Robin August 26, 2015
Slice open French bread, spread with butter, garlic powder and salt. Lay on sliced tomatoes and Italian herbs, then slices of mozzarella. Sprinkle with paprika. Bake at 375 for 15 min. Tomato bread!
Jill A. August 26, 2015
SLOW ROAST the tomatoes. Skin side up atop fresh oregano, garlic and olive oil. Roast 300° for approx 2 hours. Store in fridge for a few weeks or freeze in snack zip bags to use this winter. Intense awesome flavor!
Kathi P. August 18, 2015
The salad we look forward to every year involves tossing some shaggy ripped up chunks of sour dough bread with grated garlic/olive oil and toasting them in the oven, salted. Then you cut or tear up a mixture of heirloom tomatoes and toss them with the croutons and torn up pieces of fresh mozzarella (hopefully homemade) and some chile flakes.

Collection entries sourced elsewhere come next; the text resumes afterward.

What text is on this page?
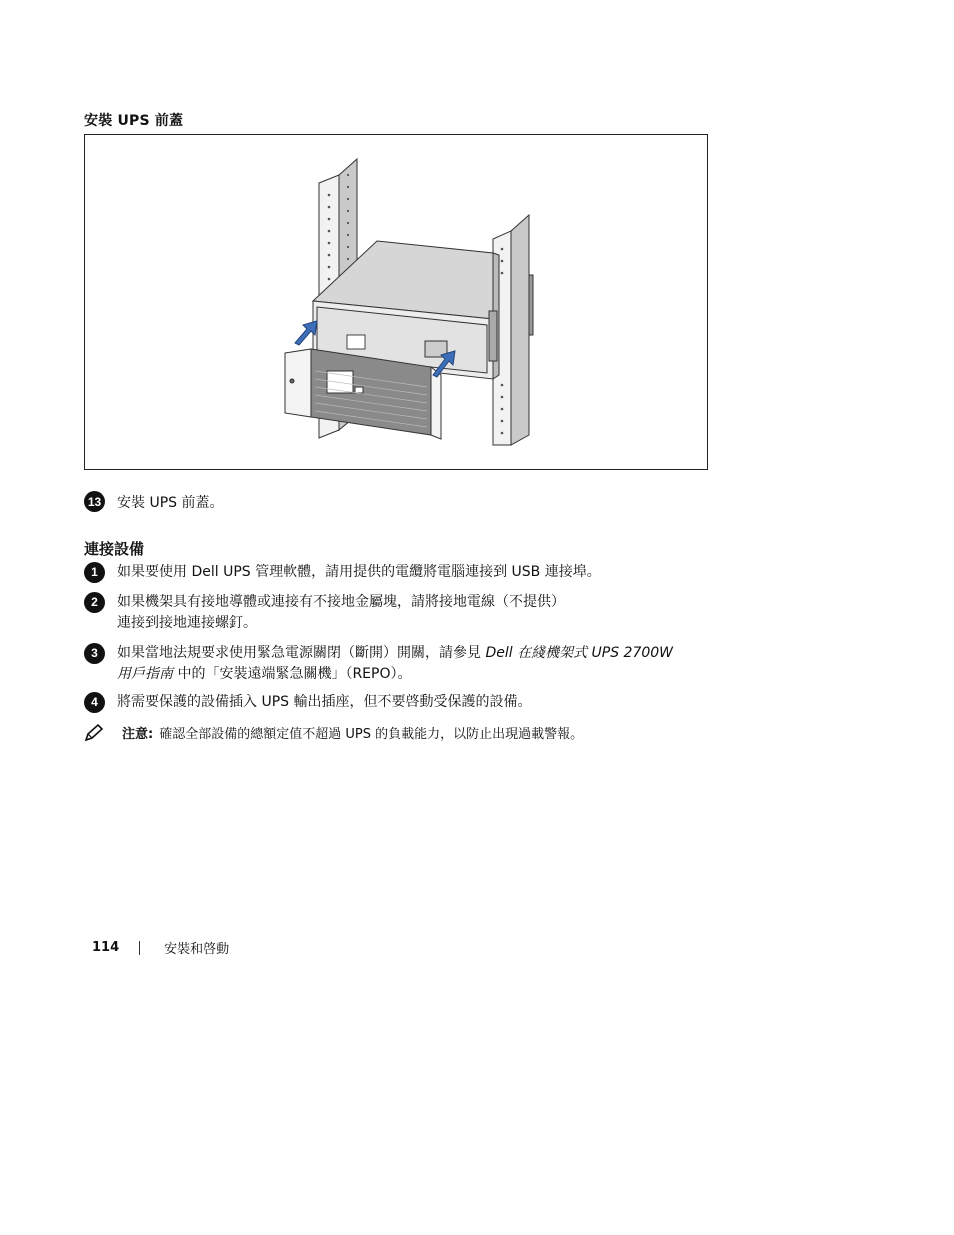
安裝 UPS 前蓋
13 安裝 UPS 前蓋。
連接設備
1	如果要使用 Dell UPS 管理軟體，請用提供的電纜將電腦連接到 USB 連接埠。
2	如果機架具有接地導體或連接有不接地金屬塊，請將接地電線（不提供）
連接到接地連接螺釘。
3	如果當地法規要求使用緊急電源關閉（斷開）開關，請參見 Dell 在綫機架式 UPS 2700W
用戶指南 中的「安裝遠端緊急關機」（REPO）。
4	將需要保護的設備插入 UPS 輸出插座，但不要啓動受保護的設備。
注意: 確認全部設備的總額定值不超過 UPS 的負載能力，以防止出現過載警報。
114	安裝和啓動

The dressing is a bunch of blanched basil pureed with olive oil. This is an AMAZING salad :)
Pratsina G. August 12, 2015
Try some lovage or similar herb like woodruff with it.
Alan D. August 11, 2015
Try this Neapolitan tomato salad and never make a Caprese again
Coco E. August 10, 2015
Grew up in southern Taiwan dipping wedges of fresh ripe tomatoes in a mixture of grated ginger, thick soy sauce and icing sugar. The ginger is a must!

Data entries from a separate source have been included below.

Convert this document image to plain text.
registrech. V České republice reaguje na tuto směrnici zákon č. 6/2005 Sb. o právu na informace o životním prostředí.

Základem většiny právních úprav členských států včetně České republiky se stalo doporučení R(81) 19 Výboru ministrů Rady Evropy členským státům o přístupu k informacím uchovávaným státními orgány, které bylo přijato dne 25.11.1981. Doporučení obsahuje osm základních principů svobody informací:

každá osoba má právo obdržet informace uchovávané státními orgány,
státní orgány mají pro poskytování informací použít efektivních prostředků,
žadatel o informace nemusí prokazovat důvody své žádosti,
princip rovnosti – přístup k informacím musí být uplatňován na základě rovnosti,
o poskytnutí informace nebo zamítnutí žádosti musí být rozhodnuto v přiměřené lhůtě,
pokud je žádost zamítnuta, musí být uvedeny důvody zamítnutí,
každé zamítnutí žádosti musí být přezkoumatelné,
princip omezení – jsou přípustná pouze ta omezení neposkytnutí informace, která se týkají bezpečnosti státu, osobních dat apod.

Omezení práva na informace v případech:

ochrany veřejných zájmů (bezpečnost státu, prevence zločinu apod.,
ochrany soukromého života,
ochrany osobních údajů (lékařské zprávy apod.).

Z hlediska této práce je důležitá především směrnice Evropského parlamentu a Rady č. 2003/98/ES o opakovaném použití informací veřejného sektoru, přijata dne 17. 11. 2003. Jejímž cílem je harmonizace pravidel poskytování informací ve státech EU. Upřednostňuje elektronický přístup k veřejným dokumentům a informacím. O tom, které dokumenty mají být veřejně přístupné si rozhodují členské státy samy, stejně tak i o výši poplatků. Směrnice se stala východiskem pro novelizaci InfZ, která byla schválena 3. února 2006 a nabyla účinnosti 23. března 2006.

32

AntoniaJames August 10, 2015
I just happen to have a bowl full of perfect, dead ripe summer tomatoes, which I'll be slicing and combining with golden beets (cooked yesterday for this purpose), with a light, mustardy vinaigrette.

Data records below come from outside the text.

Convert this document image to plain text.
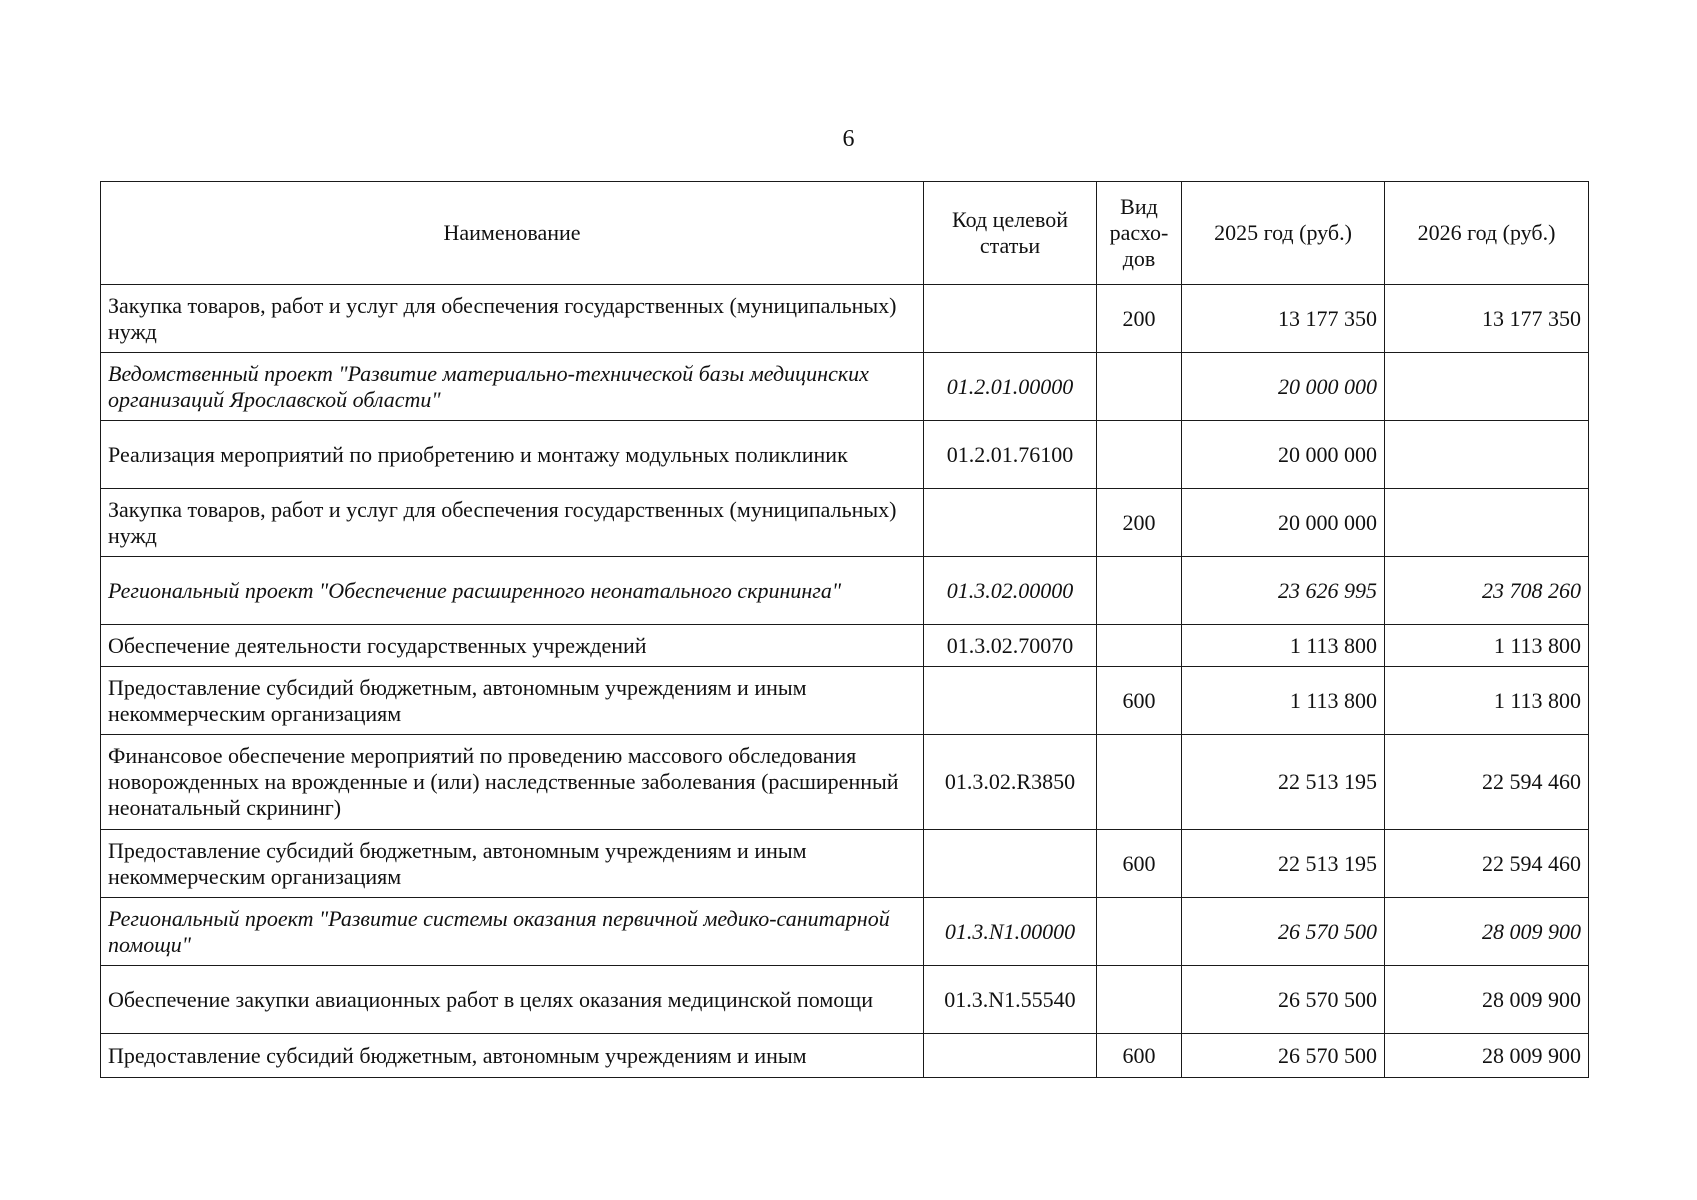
6
Наименование	Код целевой статьи	Вид расхо-дов	2025 год (руб.)	2026 год (руб.)
Закупка товаров, работ и услуг для обеспечения государственных (муниципальных) нужд		200	13 177 350	13 177 350
Ведомственный проект "Развитие материально-технической базы медицинских организаций Ярославской области"	01.2.01.00000		20 000 000	
Реализация мероприятий по приобретению и монтажу модульных поликлиник	01.2.01.76100		20 000 000	
Закупка товаров, работ и услуг для обеспечения государственных (муниципальных) нужд		200	20 000 000	
Региональный проект "Обеспечение расширенного неонатального скрининга"	01.3.02.00000		23 626 995	23 708 260
Обеспечение деятельности государственных учреждений	01.3.02.70070		1 113 800	1 113 800
Предоставление субсидий бюджетным, автономным учреждениям и иным некоммерческим организациям		600	1 113 800	1 113 800
Финансовое обеспечение мероприятий по проведению массового обследования новорожденных на врожденные и (или) наследственные заболевания (расширенный неонатальный скрининг)	01.3.02.R3850		22 513 195	22 594 460
Предоставление субсидий бюджетным, автономным учреждениям и иным некоммерческим организациям		600	22 513 195	22 594 460
Региональный проект "Развитие системы оказания первичной медико-санитарной помощи"	01.3.N1.00000		26 570 500	28 009 900
Обеспечение закупки авиационных работ в целях оказания медицинской помощи	01.3.N1.55540		26 570 500	28 009 900
Предоставление субсидий бюджетным, автономным учреждениям и иным		600	26 570 500	28 009 900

I'm not sure why you don't see beets paired with tomatoes more often - the combination really works! (I posted a recipe a few years ago - Strawberries are optional but a fun addition.)
702551 August 10, 2015
I just keep it simple and usually just slice, put on toast, and sprinkle a little salt and pepper. This is a great opportunity to use a fancy finishing salt like Maldon. Over the years I've tried so many other preparations, but I've decided that this is the best way to savor the flavor of a perfect tomato.

If I have too many I often find myself making salsa.

Of course, making sauce is a way of dealing with a lot of tomatoes, but I typically buy the overripe ones for sauce making. At least one of the stands at my farmers market sells discounted sort-outs. Seems like a shame to cook a perfect tomato, it's better and more cost efficient to use overripe ones instead.